The Civic and Parish Church of Bournemouth

15th July 2019 – Sermon – On the Road to Jericho…

On the Road to Jericho  (Carol Penner)

We invested in goods to sell in the trade city of Jericho

and I walked the long journey with my loaded donkey.

I stopped that last night at an inn,

poised on the edge of Jericho’s wilderness valley.

The neighbours at my table did not look promising;

holy men who carried scrolls not knives,

shabby companions on this last stretch

where you need someone who will stand firm beside you,

someone good for a fight.

That next morning I left the inn alone,

the dawn just crowning;

leaving the door open in my haste,

the innkeeper slammed it as she hissed after me,

“Born in a barn, were you?”

In half-darkness I led my donkey down the steep road.

It was mid-morning when it happened.

I heard them before I saw them,

the six bandits clattering down the rocks.

Enough time for me to assess the situation, “grim”,

to muster my courage and grab my knife.

“Give us what you have,” they yelled,

which only made me smile,

picturing my sons, and me telling them,

“They asked for your inheritance, so I gave it to them.”

And so I fought, but the odds were against me.

They broke my arms, and beat me

and took everything, even my clothes,

and left me on the side of the road,

listening to the sound of our savings being led away.

I drifted in and out as the pain overpowered me,

but I knew that help was on its way. 

Those holy men were on the road behind me,

an hour or two at most and I would be saved.

I woke to see that priest’s heels walking away.

My voice also deserted me, too dry to call for help.

The vultures arrived at the same time as the Levite,

I was watching them trace lazy circles in the cloudless blue

as he circled wide around me,

the blood and flies too unclean for his hands, no doubt.

I lay baking in the hot son, waiting for death. 

A man on a donkey appeared on the road from Jericho.

A foreigner, he greeted me with the words, “Friend, I`ll help you.” 

He put me on his donkey, no mean feat with my broken arms,

and took me to the inn I’d left that morning.

The innkeeper shook her head as she looked from my wounds to my face,  

“Ah, the man born in a barn.”

They tended to me day and night,

and now weeks later I still sit here mending, on the Samaritan’s tab.

Last night the holy men, the priest and Levite,

were neighbours at my table as they took their homeward journey.

They would not meet my eye, which is not surprising.

I do not know if they noticed that I could not meet theirs.

I have no bitterness at what they did not do,

instead my mind is haunted by what might have been.

Had they set out first, and I came upon one of them, broken and bleeding,

would I have unloaded my donkey, left my fortune by the road and carried them to safety?

Or would I have minded my own business?

I received mercy, but would I have given it?

Each day, I am forever on that wilderness road.

Love does not allow limits on the definition of neighbour; one can only be a neighbour – Jew or Palestinian, black or white, across racial, social and ideological boundaries…

In the 2016 Triathlon, celebrated British champion, Jonny Brownlee was within sight of the finishing line when he faltered and fell, exhausted, to the ground.  Behind him, his brother, Alistair, known to be a tough competitor, who typically would yield to no one, had the chance to run on and steal the prize.  However, seeing his brother’s struggle, he didn’t pass on by.  As other competitors ran past, he stopped.

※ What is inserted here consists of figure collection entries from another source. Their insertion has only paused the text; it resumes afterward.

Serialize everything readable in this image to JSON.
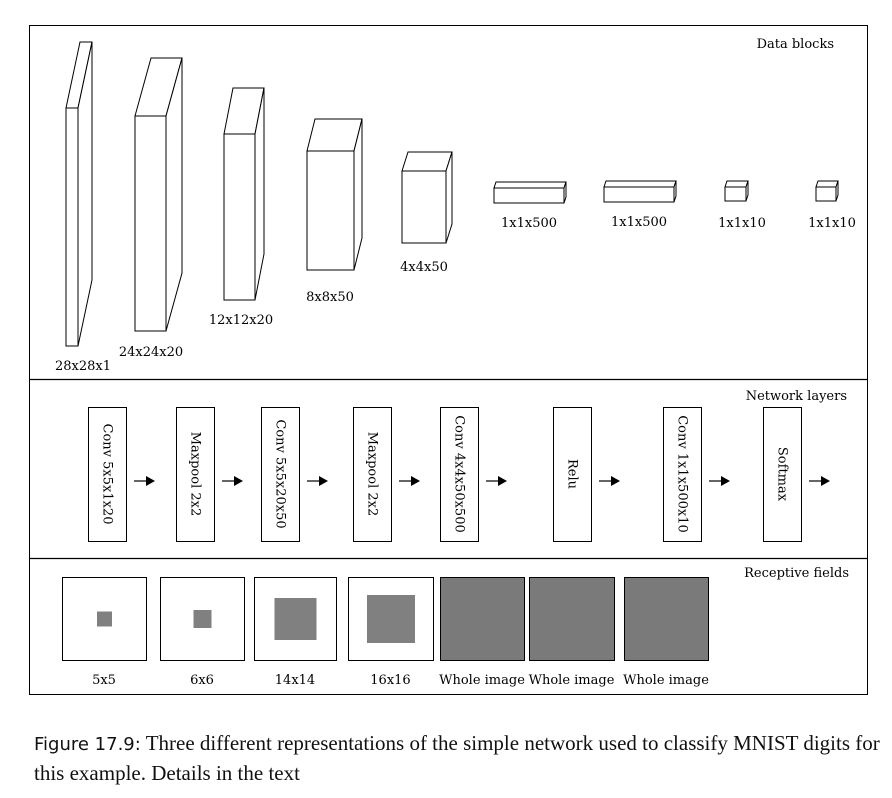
{
  "panels": {
    "data_blocks_title": "Data blocks",
    "network_layers_title": "Network layers",
    "receptive_fields_title": "Receptive fields"
  },
  "data_blocks": [
    {
      "label": "28x28x1"
    },
    {
      "label": "24x24x20"
    },
    {
      "label": "12x12x20"
    },
    {
      "label": "8x8x50"
    },
    {
      "label": "4x4x50"
    },
    {
      "label": "1x1x500"
    },
    {
      "label": "1x1x500"
    },
    {
      "label": "1x1x10"
    },
    {
      "label": "1x1x10"
    }
  ],
  "layers": [
    {
      "label": "Conv 5x5x1x20"
    },
    {
      "label": "Maxpool 2x2"
    },
    {
      "label": "Conv 5x5x20x50"
    },
    {
      "label": "Maxpool 2x2"
    },
    {
      "label": "Conv 4x4x50x500"
    },
    {
      "label": "Relu"
    },
    {
      "label": "Conv 1x1x500x10"
    },
    {
      "label": "Softmax"
    }
  ],
  "receptive_fields": [
    {
      "label": "5x5"
    },
    {
      "label": "6x6"
    },
    {
      "label": "14x14"
    },
    {
      "label": "16x16"
    },
    {
      "label": "Whole image"
    },
    {
      "label": "Whole image"
    },
    {
      "label": "Whole image"
    }
  ],
  "colors": {
    "field_fill": "#808080",
    "whole_image_fill": "#7a7a7a"
  },
  "caption": {
    "label": "Figure 17.9:",
    "text": "Three different representations of the simple network used to classify MNIST digits for this example. Details in the text"
  }
}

Reached out his hand. And gently carried him home.

There in that moment, one who watched saw revealed an essential human truth. That we succeed or fail together. We achieve together or fall short together.

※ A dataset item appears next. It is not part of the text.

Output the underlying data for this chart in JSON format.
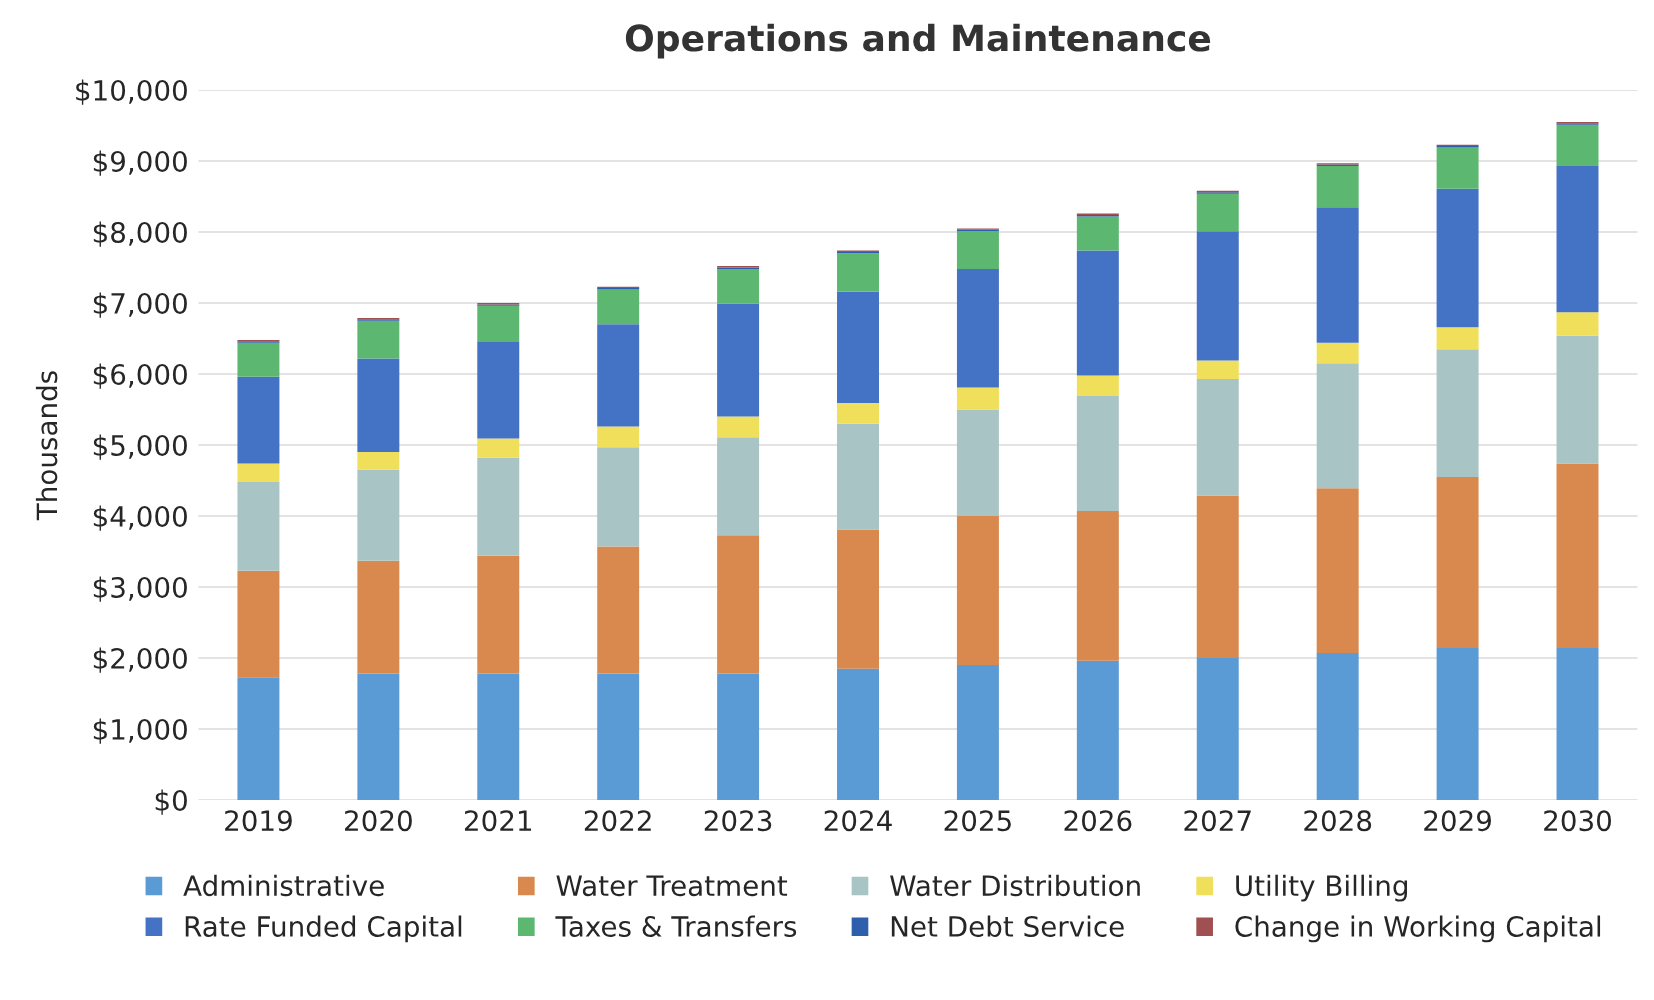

In Matthew’s Gospel, Jesus is reported as saying, “Blessed are the meek” (5:3).  This has been unhelpfully translated as ‘the poor in spirit’.  Was the Samaritan ‘poor in spirit’?  Was Alistair Brownlee ‘poor in spirit’?  No.  Was their response meek?

Who The Meek Are Not        –   (Mary Karr)

Not the bristle-bearded Igors bent

under burlap sacks, not peasants knee-deep

in the rice-paddy muck,

nor the serfs whose quarter-moon sickles

make the wheat fall in waves

they don’t get to eat. My friend the Franciscan

nun says we misread

that word ‘meek’ in the Bible verse that blesses them.

To understand the meek

(she says) picture a great stallion at full gallop

in a meadow, who—

at his master’s voice—seizes up to a stunned

but instant halt.

So with the strain of holding that great power

in check, the muscles

along the arched neck keep eddying,

and only the velvet ears

prick forward, awaiting the next order.

And Jesus said, “Go, and do thou likewise”.